An error occurred with the scratch directory on the EP.

1025
[SuccessfulCheckpoint]

A self-checkpoint job would have restarted but could not reactivate its claim.

1026
[ActivationRefusedBadRequest]

Activation request had missing or invalid attributes its claim.

1027
[ActivationRefusedNoMatch]

Activation request did not match slot requirements its claim.

1028
[ActivationRefusedStillCleaning]

Activation request refused because Starter is still cleaning up after a job

1029
[ActivationRefusedWorklifeExpired]

Activation request refused because the claim worklife has expired

1030
[ActivationRefusedPreempted]

Activation request refused because claim is being preempted

1031
[ActivationRefusedBroken]

Activation request refused because slot is in the broken state

1032
[ActivationRefusedNotIdle]

Activation request refused because slot is not idle

1033
[ActivationRefusedUnclaimed]

Activation request refused because slot is not claimed

1034
[ActivationRefusedClaimNotFound]

Activation request refused because claim id used for the request was not found

1035
[ActivationRefusedOldClaim]

Activation request refused because claim id used for the request was is no longer valid

1036
[ActivationRefusedUnhealthy]

Activation request refused because a slot health check failed

Note

For vacate codes 12 [TransferOutputError] and 13 [TransferInputError], file transfer may invoke file-transfer plug-ins. If it does, the vacate subcodes may additionally be:

  • 62 (ETIME) if the file-transfer plug-in timed out.

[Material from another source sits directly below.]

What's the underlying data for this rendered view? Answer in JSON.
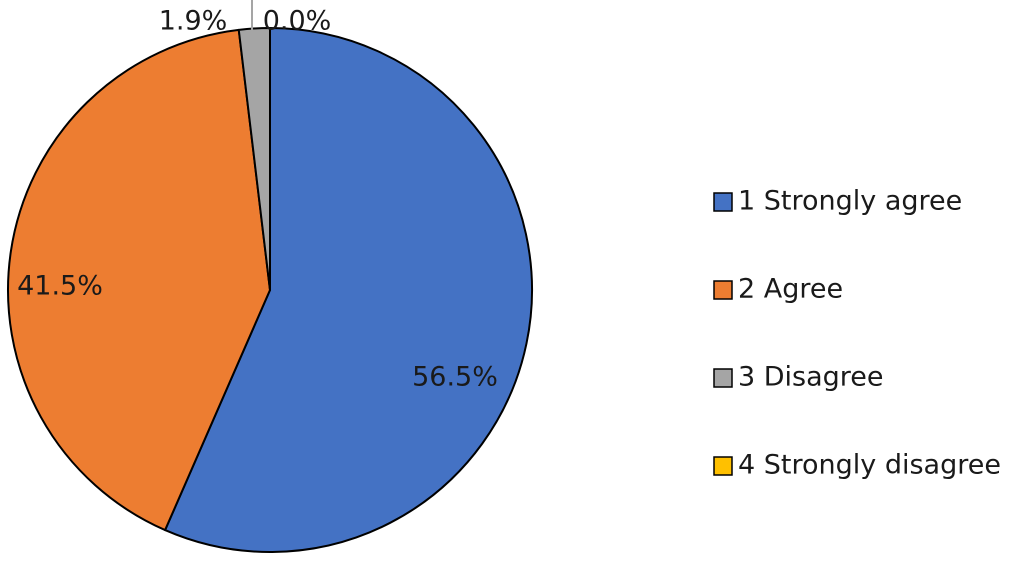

  • -1001 (FileTransferPluginNotFound) if the file-transfer plug-in was not found installed on the EP.

  • -1002 (FileTransferPluginNotOperational) if the file-transfer plug-in failed to execute properly.

  • -1003 (FileTransferPluginExecFailed) if the EP was unable to launch the file-transfer plug-in (maybe EP is out of memory?).

  • -1004 (FileTransferPluginNoResultReported) if the file-transfer plug-in failed to report a result (maybe disk is full?).

  • Otherwise, the exit code of the plug-in shifted left by eight bits.